En un post de hace ya un tiempo, nos hacíamos eco de una sentencia muy llamativa del Tribunal Supremo que calificábamos de errónea. Pues bien, fue en sentencia de 18 de febrero de 2016 cuando el Tribunal Supremo entró a conocer detenidamente sobre la cuestión del cálculo de la indemnización por despido, y lo hizo para rectificar su supuesta doctrina anterior en los términos que ya explicábamos en su momento.
Así la Sentencia viene a especificar que no está contraviniendo su doctrina anterior pero la clarifica del siguiente modo:
1. La Disposición Transitoria sólo se aplica a los supuestos en que el contrato se celebró con posterioridad al 12 de febrero de 2012.
2. Cuando en el cálculo de la indemnización se tenga en cuenta un período anterior al 12 de febrero de 2012, el importe indemnizatorio resultante no podrá ser superior a 720 días de salario.
3. De forma excepcional dicho tope de 720 días puede obviarse si, por el período anterior a 12 de febrero de 2012, ya se ha devengado una cuantía superior.
4. Si lo devengado antes del 12 de febrero de 2012 era superior a 720 días, el tope será lo devengado a esa fecha, que en ningún caso podrá ser superior a 42 mensualidades.
5. Quienes no hubieran alcanzado el tope de los 720 días antes del 12 de febrero de 2012 siguen devengando indemnización a razón de 33 días de salario por año de servicio con un máximo de 720 días sumando los dos cómputos.
6. El cálculo de cada uno de los períodos es autónomo y se realiza tomando en cuenta los años de servicio durante el mismo prorrateándose por meses los períodos inferiores a un año en los dos períodos.
Puesto que en este post preferimos ser lo más claros posible, vamos a poner un ejemplo muy sencillo:

Un trabajador despedido el 20 de mayo de 2017:
– Con antigüedad de 15 de mayo de 2012: tendrá un período de prestación de servicios de 5 años y 5 días (se computan 5 años y 1 mes porque se prorratean por meses y no por días) es decir, habrá devengado 167,75 días ((33*5)+((33/12)*1))
– Con antigüedad de 15 de mayo de 2000: tendrá un período de prestación de servicios de 17 años y 5 días, pero para calcular su indemnización se harán dos cuentas:
o Del 15/05/00 a 12/02/12: han transcurrido 11 años y 9 meses, luego su indemnización ascenderá (por este período) a 528,75 días ((45*11)+((45/12)*9)).
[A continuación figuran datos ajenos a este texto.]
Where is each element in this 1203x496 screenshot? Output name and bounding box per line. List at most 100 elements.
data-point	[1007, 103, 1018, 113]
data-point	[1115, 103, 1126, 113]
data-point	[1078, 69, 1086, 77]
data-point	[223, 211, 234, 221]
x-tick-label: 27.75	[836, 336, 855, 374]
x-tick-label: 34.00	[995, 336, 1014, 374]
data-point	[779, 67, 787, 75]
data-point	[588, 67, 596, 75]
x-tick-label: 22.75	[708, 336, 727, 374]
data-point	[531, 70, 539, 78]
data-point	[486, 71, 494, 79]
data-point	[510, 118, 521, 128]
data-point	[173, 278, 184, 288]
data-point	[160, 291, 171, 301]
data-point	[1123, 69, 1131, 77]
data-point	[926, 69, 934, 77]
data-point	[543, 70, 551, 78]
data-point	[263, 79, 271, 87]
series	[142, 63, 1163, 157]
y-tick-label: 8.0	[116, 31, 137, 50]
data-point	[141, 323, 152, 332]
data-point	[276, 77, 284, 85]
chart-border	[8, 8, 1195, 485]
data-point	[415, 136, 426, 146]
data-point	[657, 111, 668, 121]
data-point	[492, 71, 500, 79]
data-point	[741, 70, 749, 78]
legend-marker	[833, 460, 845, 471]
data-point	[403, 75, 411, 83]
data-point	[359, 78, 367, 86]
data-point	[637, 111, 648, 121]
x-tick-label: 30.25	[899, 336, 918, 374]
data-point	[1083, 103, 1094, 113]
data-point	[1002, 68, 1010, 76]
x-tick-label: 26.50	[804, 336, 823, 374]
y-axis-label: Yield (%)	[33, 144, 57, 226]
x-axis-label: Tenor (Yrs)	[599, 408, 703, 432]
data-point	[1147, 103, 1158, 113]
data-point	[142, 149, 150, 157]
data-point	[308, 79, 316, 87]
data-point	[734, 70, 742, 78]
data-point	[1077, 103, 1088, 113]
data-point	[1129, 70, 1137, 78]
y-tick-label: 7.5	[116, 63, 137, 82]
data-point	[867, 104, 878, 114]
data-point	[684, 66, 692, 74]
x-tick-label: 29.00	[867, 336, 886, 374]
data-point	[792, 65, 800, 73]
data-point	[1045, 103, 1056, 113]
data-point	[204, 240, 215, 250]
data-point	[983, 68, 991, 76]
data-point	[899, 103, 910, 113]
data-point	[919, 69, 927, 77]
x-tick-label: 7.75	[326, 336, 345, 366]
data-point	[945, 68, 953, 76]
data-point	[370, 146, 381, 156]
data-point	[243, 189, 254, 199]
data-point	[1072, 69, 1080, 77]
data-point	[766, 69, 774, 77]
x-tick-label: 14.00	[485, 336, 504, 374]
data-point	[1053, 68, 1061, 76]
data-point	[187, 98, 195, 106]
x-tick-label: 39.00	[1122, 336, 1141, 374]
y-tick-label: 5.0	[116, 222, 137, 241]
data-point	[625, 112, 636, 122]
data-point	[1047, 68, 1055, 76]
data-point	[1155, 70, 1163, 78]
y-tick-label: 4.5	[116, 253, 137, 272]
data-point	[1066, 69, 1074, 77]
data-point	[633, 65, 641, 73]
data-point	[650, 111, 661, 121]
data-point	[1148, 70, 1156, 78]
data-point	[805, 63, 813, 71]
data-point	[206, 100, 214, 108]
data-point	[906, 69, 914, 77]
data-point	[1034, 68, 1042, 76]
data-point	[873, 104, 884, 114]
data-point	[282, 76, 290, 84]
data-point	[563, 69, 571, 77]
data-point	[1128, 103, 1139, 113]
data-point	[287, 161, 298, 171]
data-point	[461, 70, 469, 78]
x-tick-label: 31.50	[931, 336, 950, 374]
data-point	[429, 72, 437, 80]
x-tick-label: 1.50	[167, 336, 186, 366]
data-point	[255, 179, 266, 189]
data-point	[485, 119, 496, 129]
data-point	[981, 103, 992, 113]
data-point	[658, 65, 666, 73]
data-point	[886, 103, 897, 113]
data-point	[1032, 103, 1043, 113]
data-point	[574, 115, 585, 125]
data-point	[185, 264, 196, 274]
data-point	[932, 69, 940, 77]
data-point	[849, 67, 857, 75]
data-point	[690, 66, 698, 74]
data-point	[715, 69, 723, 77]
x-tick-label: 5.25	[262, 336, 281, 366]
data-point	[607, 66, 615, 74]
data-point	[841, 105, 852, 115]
o Del 13/02/12 al 20/05/17: han transcurrido 5 años, 3 meses y 7 días, luego se computan 5 años y 4 meses que suponen 176 días ((5*33)+((33/12)*4))
o La suma de ambos cómputos resulta 704,75 días de salario y sería la indemnización que cobraría.
– Con antigüedad de 15 de mayo de 1996: tendrá un período de prestación de servicios de 21 años y 5 días, pero para calcular su indemnización se harán dos cuentas:
o Del 15/05/96 a 12/02/12: han transcurrido 15 años y 9 meses, luego su indemnización ascenderá (por este período) a 675 + 33,75 = 708,75 días de salario
o Del 13/02/12 al 20/05/17: han transcurrido 5 años, 3 meses y 7 días, luego se computan 5 años y 4 meses que suponen 176 días
o La suma de los dos cálculos arroja un resultado de 884,75 días, luego la indemnización del trabajador estará topada en 720 días y cobrará esta última cifra.
– Con antigüedad de 15 de mayo de 1990: tendrá un período de prestación de servicios de 27 años y 5 días, pero para calcular su indemnización se harán dos cuentas igualmente:
o Del 15/05/90 a 12/02/12: han transcurrido 21 años y 9 meses, luego su indemnización ascenderá (por este período) a 945 + 33,75 = 978,75 días de salario.
o El segundo cálculo sería igual que en el supuesto anterior pero ya no hay que hacerlo porque supera los 720 días de salario, luego la indemnización del trabajador serían los 978,75 días.
– Cualquier antigüedad anterior a 12 de febrero de 1.984 implica un tope de 42 mensualidades

Esto es en resumen una guía rápida para el cálculo de la indemnización por despido improcedente, cualquier error matemático cometido ruego que se me haga saber para rectificarlo. En cualquier caso, el cómputo del tiempo de prestación de servicios no siempre es sencillo y la determinación del salario regulador suele ser bastante más complejo.